In March, Justin Link, another member of the Redmond 5, was granted release by the state parole board after the board said he had “demonstrated maturity and rehabilitation” since the murder. His release date is April 28.
Link remained outside the home, speaking with those inside by phone, as Thomas was murdered. Prosecutors said he first raised the idea of murdering Thomas and urged accomplices — notably Koch — to finish the job.
Koch said during the hearing that, on the night of the killing, he didn’t want to let Link down. However, he added: “It’s not Justin’s fault that it happened. It’s my fault.”
During the hearing, Koch and his supporters painted a picture of a man who has changed since the crime occurred.

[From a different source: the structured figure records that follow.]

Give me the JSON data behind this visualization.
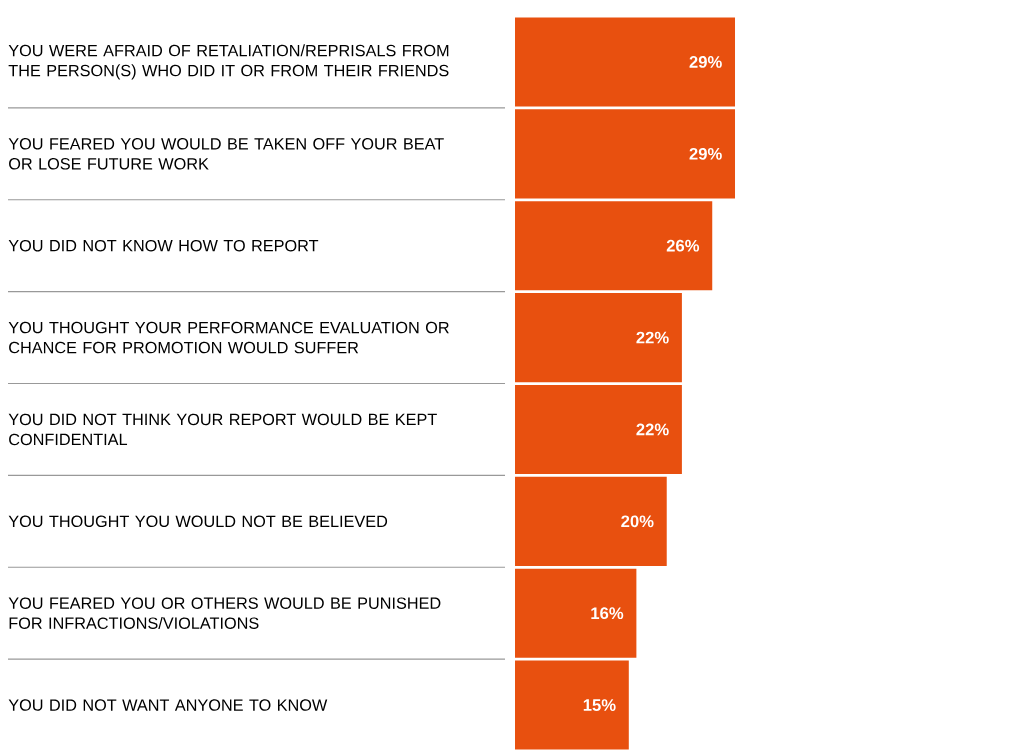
{
  "chart_data": {
    "type": "bar",
    "orientation": "horizontal",
    "categories": [
      "YOU WERE AFRAID OF RETALIATION/REPRISALS FROM THE PERSON(S) WHO DID IT OR FROM THEIR FRIENDS",
      "YOU FEARED YOU WOULD BE TAKEN OFF YOUR BEAT OR LOSE FUTURE WORK",
      "YOU DID NOT KNOW HOW TO REPORT",
      "YOU THOUGHT YOUR PERFORMANCE EVALUATION OR CHANCE FOR PROMOTION WOULD SUFFER",
      "YOU DID NOT THINK YOUR REPORT WOULD BE KEPT CONFIDENTIAL",
      "YOU THOUGHT YOU WOULD NOT BE BELIEVED",
      "YOU FEARED YOU OR OTHERS WOULD BE PUNISHED FOR INFRACTIONS/VIOLATIONS",
      "YOU DID NOT WANT ANYONE TO KNOW"
    ],
    "values": [
      29,
      29,
      26,
      22,
      22,
      20,
      16,
      15
    ],
    "value_labels": [
      "29%",
      "29%",
      "26%",
      "22%",
      "22%",
      "20%",
      "16%",
      "15%"
    ],
    "color": "#e8500f"
  }
}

He took University of Oregon courses. He learned more about the damages of addiction and mental health struggles. He sought to retain a healthy relationship with his family and sobered up. He taught programs and had no disciplinary record in prison, having made a conscious effort at staying away from violent inmates.
“That is an accomplishment I have hardly ever seen,” said John Bailey, the board’s vice-chair person.
But the board continued to prod Koch for answers about why a teen, with no previous record of violent crime and an otherwise “idyllic childhood,” would take a person’s life.
“You went from stealing candy bars out of stores to committing murder at 15,” Taylor said.
Koch’s explanation remained that he was a youth needing a supportive group of peers. In essence, he described the killing as the product of groupthink, with the five teens, having hatched a plan to move to Canada and get into the marijuana business, finding themselves in a situation where murder appeared to be their only way to get out, he said.
“Now, looking back, you know to me it’s very obvious: At any time I could have stopped,” Koch said.
Bailey noted that a psychological evaluation of Koch showed that his risk of future violence and recidivism was low.
If released, Koch said: “I have no desire to make more victims. I will never be able to understand the full impact of what I’ve done without having lived through it … It’s horrible what I’ve caused in the world, and I have no interest in doing that on any level.”